As técnicas modernas de biotecnologia, sondas de DNA, caracterização molecular, técnicas de análise genômica e outras que venham a ser desenvolvidas são ainda apenas exploratórias e não estão ainda aceitas ou incorporadas no Código Internacional de Nomenclatura Botânica e Micológica. Neste aspecto, algumas aplicações já estão sendo obtidas de forma esporádica mas, principalmente, nos níveis taxonômicos mais elevados dos sistemas gerais de classificação biológica (vide referências bibliográficas). Provavelmente, muitos e muitos anos passarão antes que o sistema de classificação atualmente utilizado possa ser reorganizado em bases diferentes das atualmente reconhecidas e aceitas na comunidade científica.

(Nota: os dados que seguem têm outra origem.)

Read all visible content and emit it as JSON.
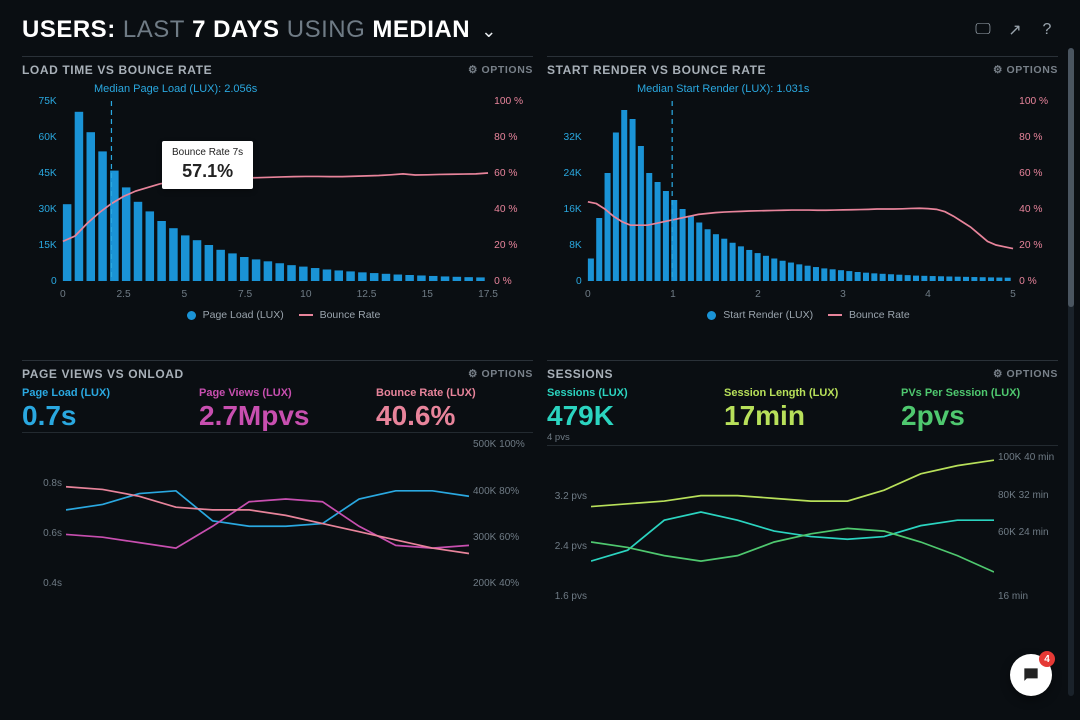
{
  "header": {
    "title_prefix": "USERS:",
    "title_span1": "LAST",
    "title_bold1": "7 DAYS",
    "title_span2": "USING",
    "title_bold2": "MEDIAN"
  },
  "options_label": "OPTIONS",
  "panels": {
    "loadtime": {
      "title": "LOAD TIME VS BOUNCE RATE",
      "hint": "Median Page Load (LUX): 2.056s",
      "tooltip_label": "Bounce Rate 7s",
      "tooltip_value": "57.1%",
      "type": "bar+line",
      "left_axis": {
        "max": 75000,
        "ticks": [
          "75K",
          "60K",
          "45K",
          "30K",
          "15K",
          "0"
        ],
        "color": "#2aa8e0"
      },
      "right_axis": {
        "max": 100,
        "ticks": [
          "100 %",
          "80 %",
          "60 %",
          "40 %",
          "20 %",
          "0 %"
        ],
        "color": "#e8849b"
      },
      "x_ticks": [
        "0",
        "2.5",
        "5",
        "7.5",
        "10",
        "12.5",
        "15",
        "17.5"
      ],
      "median_x": 2.056,
      "x_max": 18,
      "bars": [
        32000,
        70500,
        62000,
        54000,
        46000,
        39000,
        33000,
        29000,
        25000,
        22000,
        19000,
        17000,
        15000,
        13000,
        11500,
        10000,
        9000,
        8200,
        7400,
        6600,
        6000,
        5400,
        4800,
        4400,
        4000,
        3600,
        3300,
        3000,
        2700,
        2500,
        2300,
        2100,
        1900,
        1750,
        1600,
        1500
      ],
      "bounce": [
        22,
        25,
        32,
        38,
        43,
        47,
        50,
        52,
        54,
        55,
        55.5,
        56,
        56.5,
        57,
        57.1,
        57.3,
        57.4,
        57.6,
        57.8,
        58,
        58.1,
        58.1,
        58,
        58,
        58.2,
        58.4,
        58.6,
        59,
        59.5,
        58.9,
        59,
        59.2,
        59.3,
        59.4,
        59.5,
        60
      ],
      "bar_color": "#1a93d6",
      "line_color": "#e8849b",
      "legend_bar": "Page Load (LUX)",
      "legend_line": "Bounce Rate"
    },
    "startrender": {
      "title": "START RENDER VS BOUNCE RATE",
      "hint": "Median Start Render (LUX): 1.031s",
      "type": "bar+line",
      "left_axis": {
        "max": 40000,
        "ticks": [
          "",
          "32K",
          "24K",
          "16K",
          "8K",
          "0"
        ],
        "color": "#2aa8e0"
      },
      "right_axis": {
        "max": 100,
        "ticks": [
          "100 %",
          "80 %",
          "60 %",
          "40 %",
          "20 %",
          "0 %"
        ],
        "color": "#e8849b"
      },
      "x_ticks": [
        "0",
        "1",
        "2",
        "3",
        "4",
        "5"
      ],
      "median_x": 1.031,
      "x_max": 5.2,
      "bars": [
        5000,
        14000,
        24000,
        33000,
        38000,
        36000,
        30000,
        24000,
        22000,
        20000,
        18000,
        16000,
        14500,
        13000,
        11500,
        10400,
        9400,
        8500,
        7700,
        6900,
        6200,
        5600,
        5000,
        4500,
        4100,
        3700,
        3400,
        3100,
        2800,
        2600,
        2400,
        2200,
        2000,
        1850,
        1700,
        1600,
        1500,
        1400,
        1300,
        1200,
        1150,
        1100,
        1050,
        1000,
        960,
        920,
        880,
        840,
        800,
        770,
        740
      ],
      "bounce": [
        44,
        43,
        40,
        36,
        33,
        31,
        31,
        31,
        32,
        33,
        34,
        35,
        36,
        37,
        37.5,
        38,
        38.3,
        38.5,
        38.7,
        38.9,
        39,
        39.1,
        39.2,
        39.3,
        39.4,
        39.4,
        39.4,
        39.3,
        39.3,
        39.4,
        39.5,
        39.6,
        39.7,
        39.8,
        40,
        40,
        40,
        40.1,
        40.3,
        40.4,
        40.2,
        39.8,
        38.5,
        36,
        33,
        30,
        26,
        22,
        20,
        19,
        18
      ],
      "bar_color": "#1a93d6",
      "line_color": "#e8849b",
      "legend_bar": "Start Render (LUX)",
      "legend_line": "Bounce Rate"
    },
    "pageviews": {
      "title": "PAGE VIEWS VS ONLOAD",
      "metrics": [
        {
          "label": "Page Load (LUX)",
          "value": "0.7s",
          "color": "#2aa8e0"
        },
        {
          "label": "Page Views (LUX)",
          "value": "2.7Mpvs",
          "color": "#c84fb0"
        },
        {
          "label": "Bounce Rate (LUX)",
          "value": "40.6%",
          "color": "#e8849b"
        }
      ],
      "left_ticks": [
        "",
        "0.8s",
        "0.6s",
        "0.4s"
      ],
      "right_ticks": [
        "500K  100%",
        "400K  80%",
        "300K  60%",
        "200K  40%"
      ],
      "lines": {
        "blue": {
          "color": "#2aa8e0",
          "pts": [
            58,
            62,
            70,
            72,
            50,
            46,
            46,
            48,
            66,
            72,
            72,
            68
          ]
        },
        "magenta": {
          "color": "#c84fb0",
          "pts": [
            40,
            38,
            34,
            30,
            46,
            64,
            66,
            64,
            46,
            32,
            30,
            32
          ]
        },
        "pink": {
          "color": "#e8849b",
          "pts": [
            75,
            73,
            68,
            60,
            58,
            58,
            54,
            48,
            42,
            36,
            30,
            26
          ]
        }
      }
    },
    "sessions": {
      "title": "SESSIONS",
      "metrics": [
        {
          "label": "Sessions (LUX)",
          "value": "479K",
          "sub": "4 pvs",
          "color": "#2bd4c0"
        },
        {
          "label": "Session Length (LUX)",
          "value": "17min",
          "color": "#b8e05a"
        },
        {
          "label": "PVs Per Session (LUX)",
          "value": "2pvs",
          "color": "#4fc86f"
        }
      ],
      "left_ticks": [
        "",
        "3.2 pvs",
        "2.4 pvs",
        "1.6 pvs"
      ],
      "right_ticks": [
        "100K  40 min",
        "80K  32 min",
        "60K  24 min",
        "",
        "16 min"
      ],
      "lines": {
        "teal": {
          "color": "#2bd4c0",
          "pts": [
            30,
            38,
            60,
            66,
            60,
            52,
            48,
            46,
            48,
            56,
            60,
            60
          ]
        },
        "lime": {
          "color": "#b8e05a",
          "pts": [
            70,
            72,
            74,
            78,
            78,
            76,
            74,
            74,
            82,
            94,
            100,
            104
          ]
        },
        "green": {
          "color": "#4fc86f",
          "pts": [
            44,
            40,
            34,
            30,
            34,
            44,
            50,
            54,
            52,
            44,
            34,
            22
          ]
        }
      }
    }
  },
  "chat_badge": "4",
  "colors": {
    "bg": "#0a0e12",
    "panel_border": "#2a3138",
    "text": "#d0d4d8",
    "muted": "#6f7b85"
  }
}
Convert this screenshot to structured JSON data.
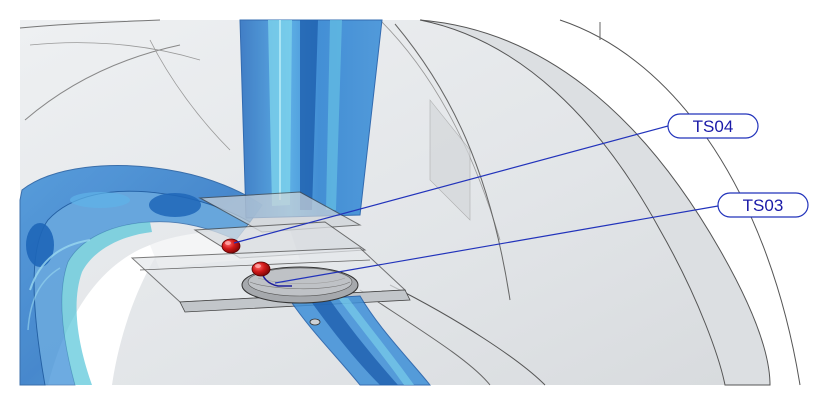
{
  "figure": {
    "callouts": [
      {
        "id": "ts04",
        "label": "TS04"
      },
      {
        "id": "ts03",
        "label": "TS03"
      }
    ]
  },
  "colors": {
    "housing_fill": "#e6e8ea",
    "housing_edge": "#6a6a6a",
    "pipe_blue": "#2f7fd0",
    "pipe_cyan": "#46c6d6",
    "sensor_red": "#d01818",
    "leader_line": "#2233bb",
    "label_text": "#1a1aa8"
  }
}
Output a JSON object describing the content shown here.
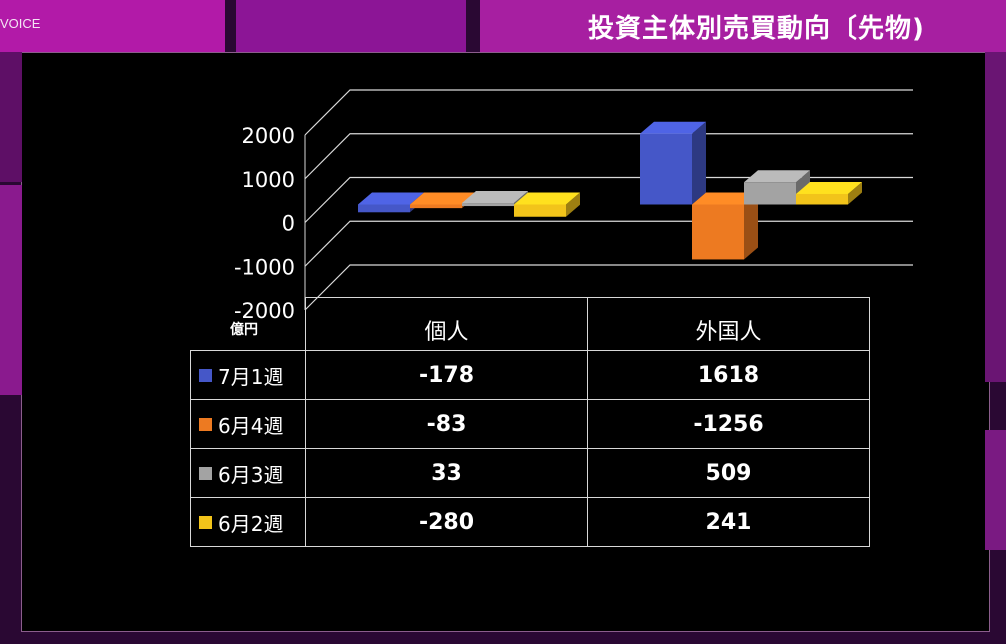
{
  "header": {
    "source_text": "VOICE",
    "title": "投資主体別売買動向〔先物)"
  },
  "chart_data": {
    "type": "bar",
    "unit": "億円",
    "categories": [
      "個人",
      "外国人"
    ],
    "ylim": [
      -2000,
      2000
    ],
    "yticks": [
      "2000",
      "1000",
      "0",
      "-1000",
      "-2000"
    ],
    "series": [
      {
        "name": "7月1週",
        "color": "#4557c8",
        "values": [
          -178,
          1618
        ]
      },
      {
        "name": "6月4週",
        "color": "#ed7a21",
        "values": [
          -83,
          -1256
        ]
      },
      {
        "name": "6月3週",
        "color": "#a3a3a3",
        "values": [
          33,
          509
        ]
      },
      {
        "name": "6月2週",
        "color": "#f2c41a",
        "values": [
          -280,
          241
        ]
      }
    ]
  },
  "table": {
    "rows": [
      {
        "label": "7月1週",
        "values": [
          "-178",
          "1618"
        ]
      },
      {
        "label": "6月4週",
        "values": [
          "-83",
          "-1256"
        ]
      },
      {
        "label": "6月3週",
        "values": [
          "33",
          "509"
        ]
      },
      {
        "label": "6月2週",
        "values": [
          "-280",
          "241"
        ]
      }
    ]
  }
}
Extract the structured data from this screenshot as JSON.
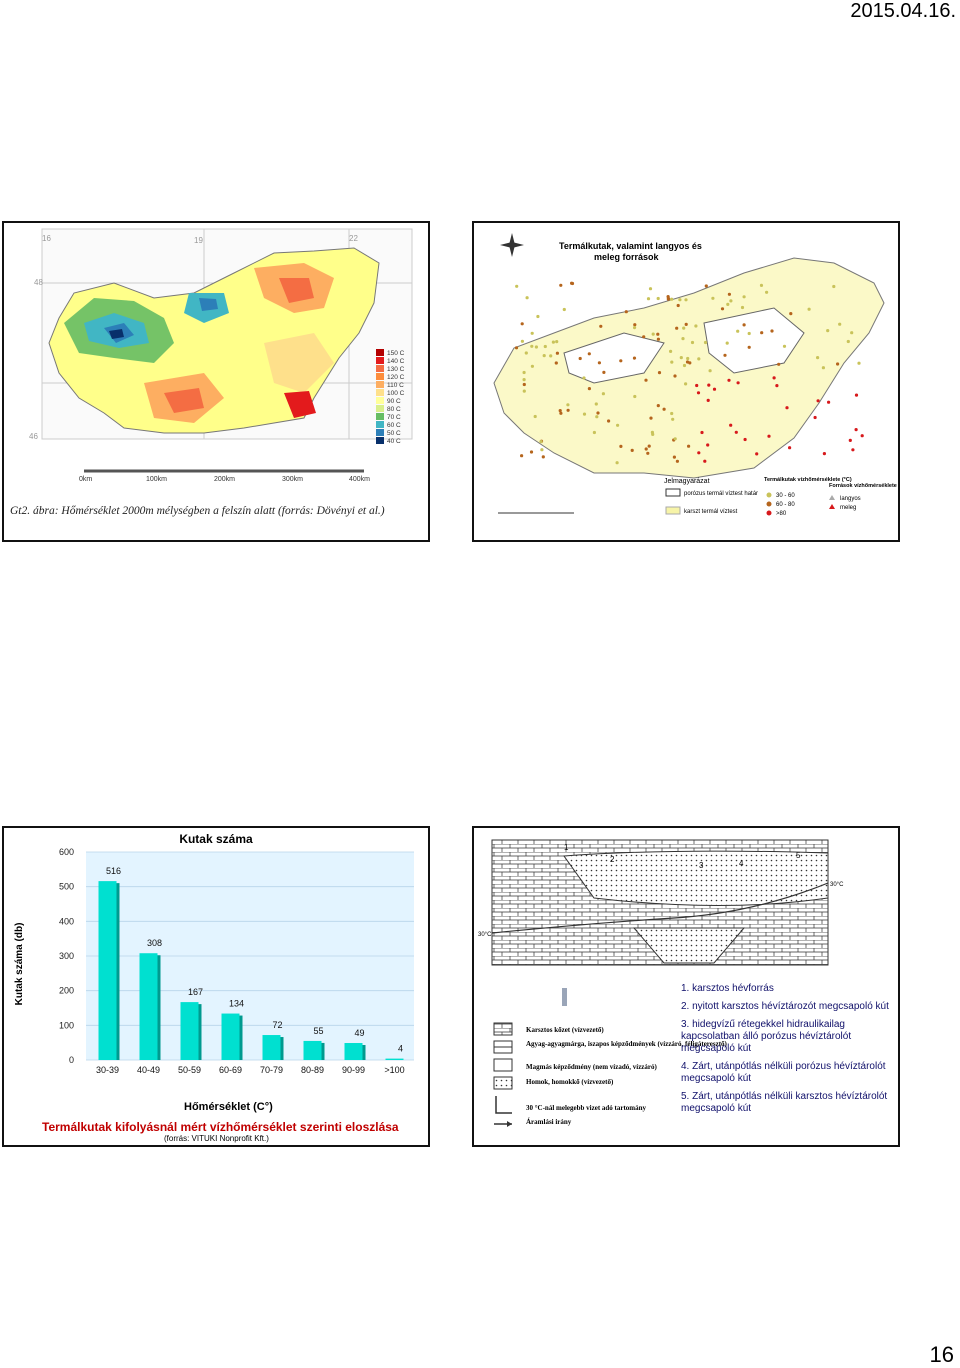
{
  "header": {
    "date": "2015.04.16."
  },
  "footer": {
    "page_number": "16"
  },
  "panel1": {
    "caption": "Gt2. ábra: Hőmérséklet 2000m mélységben a felszín alatt (forrás: Dövényi et al.)",
    "grid_top": [
      "16",
      "19",
      "22"
    ],
    "grid_side": [
      "48",
      "46"
    ],
    "scale": [
      "0km",
      "100km",
      "200km",
      "300km",
      "400km"
    ],
    "legend": [
      {
        "label": "150 C",
        "color": "#b30000"
      },
      {
        "label": "140 C",
        "color": "#e31a1c"
      },
      {
        "label": "130 C",
        "color": "#f46d43"
      },
      {
        "label": "120 C",
        "color": "#fd8d3c"
      },
      {
        "label": "110 C",
        "color": "#fdae61"
      },
      {
        "label": "100 C",
        "color": "#fee08b"
      },
      {
        "label": "90 C",
        "color": "#ffff99"
      },
      {
        "label": "80 C",
        "color": "#d9ef8b"
      },
      {
        "label": "70 C",
        "color": "#66bd63"
      },
      {
        "label": "60 C",
        "color": "#41b6c4"
      },
      {
        "label": "50 C",
        "color": "#2c7fb8"
      },
      {
        "label": "40 C",
        "color": "#08306b"
      }
    ]
  },
  "panel2": {
    "title_line1": "Termálkutak, valamint langyos és",
    "title_line2": "meleg források",
    "legend_title": "Jelmagyarázat",
    "porous_label": "porózus termál víztest határ",
    "karst_label": "karszt termál víztest",
    "wells_title": "Termálkutak vízhőmérséklete (°C)",
    "wells": [
      "30 - 60",
      "60 - 80",
      ">80"
    ],
    "springs_title": "Források vízhőmérséklete",
    "springs": [
      "langyos",
      "meleg"
    ],
    "colors": {
      "porous": "#ffffff",
      "karst": "#f7f4a8",
      "well_low": "#c9c35a",
      "well_mid": "#b5651d",
      "well_high": "#d7191c"
    }
  },
  "chart_data": {
    "type": "bar",
    "title": "Kutak száma",
    "xlabel": "Hőmérséklet (C°)",
    "ylabel": "Kutak száma (db)",
    "categories": [
      "30-39",
      "40-49",
      "50-59",
      "60-69",
      "70-79",
      "80-89",
      "90-99",
      ">100"
    ],
    "values": [
      516,
      308,
      167,
      134,
      72,
      55,
      49,
      4
    ],
    "yticks": [
      0,
      100,
      200,
      300,
      400,
      500,
      600
    ],
    "ylim": [
      0,
      600
    ],
    "bar_color": "#00e0d0",
    "caption": "Termálkutak kifolyásnál mért vízhőmérséklet szerinti eloszlása",
    "source": "(forrás: VITUKI Nonprofit Kft.)"
  },
  "panel4": {
    "section_numbers": [
      "1",
      "2",
      "3",
      "4",
      "5"
    ],
    "temp_label_right": "30°C",
    "temp_label_left": "30°C",
    "legend": [
      "Karsztos kőzet (vízvezető)",
      "Agyag-agyagmárga, iszapos képződmények (vízzáró, féligáteresztő)",
      "Magmás képződmény (nem vízadó, vízzáró)",
      "Homok, homokkő (vízvezető)",
      "30 °C-nál melegebb vizet adó tartomány",
      "Áramlási irány"
    ],
    "items": [
      "1. karsztos hévforrás",
      "2. nyitott  karsztos hévíztározót megcsapoló kút",
      "3. hidegvízű rétegekkel hidraulikailag kapcsolatban álló porózus hévíztárolót megcsapoló kút",
      "4. Zárt, utánpótlás nélküli porózus hévíztárolót megcsapoló kút",
      "5. Zárt, utánpótlás nélküli karsztos hévíztárolót megcsapoló kút"
    ]
  }
}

Noções sobre fungos e classificação taxonômica

Os fungos são organismos eucarióticos cujos núcleos são dispersos em um micélio (conjunto de hifas) contínuos ou septados. Não possuem plastos ou pigmentos fotossintéticos e sua nutrição é obtida por absorção. São saprofíticos, parasitos facultativos ou biotróficos. São estudados na área da microbiologia, embora muitos de seus representantes possuam frutificações de grandes dimensões como é o caso dos cogumelos Agaricales, Polyporales e dos Gasteromycetos. São predominantemente filamentosos, mas algumas espécies são leveduriformes. Na área da micologia médica e veterinária, bem como na micologia industrial, são conhecidas inúmeras espécies de fungos leveduriformes. Entretanto, na área da patologia vegetal são raros os representantes que apresentam essas características. Portanto, a quase totalidade dos fungos fitopatogênicos apresentam o sistema vegetativo filamentoso (hifas) e ramificado (conjunto de hifas = micélio).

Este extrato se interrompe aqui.